Get your hands on some of the most beautifully photographed egg recipes in one of the best-designed cookbooks we’ve seen in a while. Egg, by blogger and author Blanche Vaughan, may be a one-subject tome, but it’s by no means a one-trick pony. From sweet to savory, breakfast to dinner and every eating occasion in between, this is the collection you’ll need to honor those prime free-range eggs you love so much.
These are not as time-consuming to make as you might imagine and are infinitely more enjoyable for being homemade. Scotch eggs are the perfect picnic snack or packed lunch.
Quail’s eggs could also be used if you wanted to create bite-size canapés; just remember to reduce the quantities of casing (by about a third) and the cooking time for the eggs. These are best eaten warm but can be kept in the fridge for up to 3 days.
Also try: For vegetarian Scotch eggs, use leftover cooked risotto for the casing instead of the pork or sausage meat, then coat in bread crumbs as before.
- 4 eggs
- At least 6 1/3 cups sunflower oil, for frying
For the pork casing
- 14 ounces minced pork or sausage meat
- 1-2 stalks lemongrass, tough outer layers removed, finely chopped
- 4 lime leaves, finely chopped
- 1 small clove garlic, crushed to a paste with a pinch of salt
- 1 hot red chili, seeded and finely chopped
- 2 tablespoons soy sauce
- Small bunch of cilantro, finely chopped
- 1 teaspoon brown sugar or palm sugar
- sea salt and freshly ground black pepper
For the crumbled casing
- 1/3 cup all-purpose flour, seasoned with salt and pepper
- 1 egg, beaten
- Splash of milk
- 1/2 cup panko bread crumbs
For the eggs
Put the eggs in a pan and cover with cold water. Bring to a boil, then turn down the heat and cook for 5 minutes. Refresh under cold water until cool enough to handle, then peel while still warm. Set aside.
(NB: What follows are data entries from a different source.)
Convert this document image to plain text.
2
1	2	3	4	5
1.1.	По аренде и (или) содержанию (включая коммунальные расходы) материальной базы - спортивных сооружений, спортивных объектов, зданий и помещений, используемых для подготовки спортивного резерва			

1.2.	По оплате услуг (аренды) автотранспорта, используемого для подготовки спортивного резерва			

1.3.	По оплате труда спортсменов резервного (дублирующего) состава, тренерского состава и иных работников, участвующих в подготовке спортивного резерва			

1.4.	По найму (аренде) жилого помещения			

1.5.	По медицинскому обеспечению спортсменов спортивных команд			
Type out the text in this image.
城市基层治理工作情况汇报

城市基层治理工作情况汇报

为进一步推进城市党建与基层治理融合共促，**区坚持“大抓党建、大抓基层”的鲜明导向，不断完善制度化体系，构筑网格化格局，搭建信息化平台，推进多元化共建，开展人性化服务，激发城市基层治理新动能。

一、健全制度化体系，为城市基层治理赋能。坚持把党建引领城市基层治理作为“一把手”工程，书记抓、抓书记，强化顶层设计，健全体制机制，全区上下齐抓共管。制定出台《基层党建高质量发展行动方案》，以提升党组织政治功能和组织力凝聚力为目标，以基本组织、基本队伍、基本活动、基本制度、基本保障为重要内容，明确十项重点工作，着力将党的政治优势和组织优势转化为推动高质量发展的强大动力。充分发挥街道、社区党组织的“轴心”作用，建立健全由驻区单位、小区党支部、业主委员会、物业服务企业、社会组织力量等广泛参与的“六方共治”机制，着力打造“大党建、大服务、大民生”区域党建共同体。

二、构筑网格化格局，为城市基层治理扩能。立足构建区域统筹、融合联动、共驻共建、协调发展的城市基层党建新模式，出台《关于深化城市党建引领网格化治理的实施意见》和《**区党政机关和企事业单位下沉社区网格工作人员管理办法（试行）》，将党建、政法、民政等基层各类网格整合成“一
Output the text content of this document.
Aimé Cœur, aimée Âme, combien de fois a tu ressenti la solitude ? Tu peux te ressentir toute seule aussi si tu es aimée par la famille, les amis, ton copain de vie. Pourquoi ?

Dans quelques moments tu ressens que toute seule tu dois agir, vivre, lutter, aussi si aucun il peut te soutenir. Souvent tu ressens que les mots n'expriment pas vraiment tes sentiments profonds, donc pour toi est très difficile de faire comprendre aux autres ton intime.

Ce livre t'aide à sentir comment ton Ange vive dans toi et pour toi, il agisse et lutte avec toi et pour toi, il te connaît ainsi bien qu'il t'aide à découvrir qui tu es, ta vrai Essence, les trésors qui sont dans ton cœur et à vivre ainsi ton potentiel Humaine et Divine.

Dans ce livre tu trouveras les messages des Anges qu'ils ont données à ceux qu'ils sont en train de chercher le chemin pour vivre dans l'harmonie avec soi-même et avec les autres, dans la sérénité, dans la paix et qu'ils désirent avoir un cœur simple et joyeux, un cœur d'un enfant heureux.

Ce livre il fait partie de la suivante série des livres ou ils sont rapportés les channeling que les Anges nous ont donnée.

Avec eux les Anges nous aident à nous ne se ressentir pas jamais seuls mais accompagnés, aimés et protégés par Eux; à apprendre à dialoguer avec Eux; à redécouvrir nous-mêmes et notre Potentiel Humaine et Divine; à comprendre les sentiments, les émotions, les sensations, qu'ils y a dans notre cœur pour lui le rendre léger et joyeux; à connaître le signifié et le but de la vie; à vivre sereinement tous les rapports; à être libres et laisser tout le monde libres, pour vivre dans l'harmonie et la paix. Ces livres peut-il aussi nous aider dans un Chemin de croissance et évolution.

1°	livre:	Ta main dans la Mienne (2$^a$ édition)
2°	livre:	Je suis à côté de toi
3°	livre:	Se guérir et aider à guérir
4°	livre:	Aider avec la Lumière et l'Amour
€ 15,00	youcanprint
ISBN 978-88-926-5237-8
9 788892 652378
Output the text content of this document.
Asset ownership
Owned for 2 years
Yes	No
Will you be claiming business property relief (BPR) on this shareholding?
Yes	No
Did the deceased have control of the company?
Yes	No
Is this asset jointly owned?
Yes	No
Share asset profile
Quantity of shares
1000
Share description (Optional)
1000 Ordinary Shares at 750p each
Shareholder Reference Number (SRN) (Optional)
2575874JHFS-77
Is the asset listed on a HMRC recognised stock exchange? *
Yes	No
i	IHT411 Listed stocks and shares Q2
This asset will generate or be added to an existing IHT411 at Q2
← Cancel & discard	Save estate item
Put all the ingredients for the pork casing into a large bowl and mix well with your hands. If you want to test or alter the seasonings at this stage, you can fry a teaspoonful of the mixture in a hot pan and then taste and adjust accordingly.
Remember that the flavor will not be as strong when the mixture is cold.
For the egg coverings
Take three shallow bowls and put the seasoned flour into one, the beaten egg mixed with milk in another, and the bread crumbs in a third. Next to the bowl of flour, put your cooked eggs.
Lay a sheet of baking parchment or plastic wrap on top of a clean work surface and put the pork mixture onto it. Lay another sheet over the top and gently press to make a thin, flat disk. Peel off the top layer of paper.
Dip each cooked egg in flour and dust off any excess. Lay the eggs on the meat in an evenly spaced line and lift the bottom layer of paper to wrap the mixture over the top of the eggs, then peel the paper back to reveal the covered eggs.
Cut the meat into four (being careful not to slice through your egg). Dust your hands with flour and press the meat-covered egg between your palms and form a round shape.
Lightly dust a covered egg with seasoned flour, then dip it into the beaten egg and finally coat in bread crumbs.
For the frying
Choose a pan that is deep enough for the eggs to be covered in the oil — I sometimes use a smaller pan and cook them one at a time, which requires less oil. Alternatively, choose a larger pan and double the amount of oil — you may need up to 6¹⁄₃ cups. (Any excess oil can be reused.) Heat the oil until it reaches 340°F. If you don’t have a thermometer, you can test the temperature by dropping in a scrap of bread; it should sizzle and turn golden immediately.
Using tongs or a slotted spoon, lower the eggs into the oil.
Fry for about 7 minutes so they are golden on the outside and the sausage meat is cooked through.
Remove to a plate, then cover with paper towels and allow to cool slightly before eating.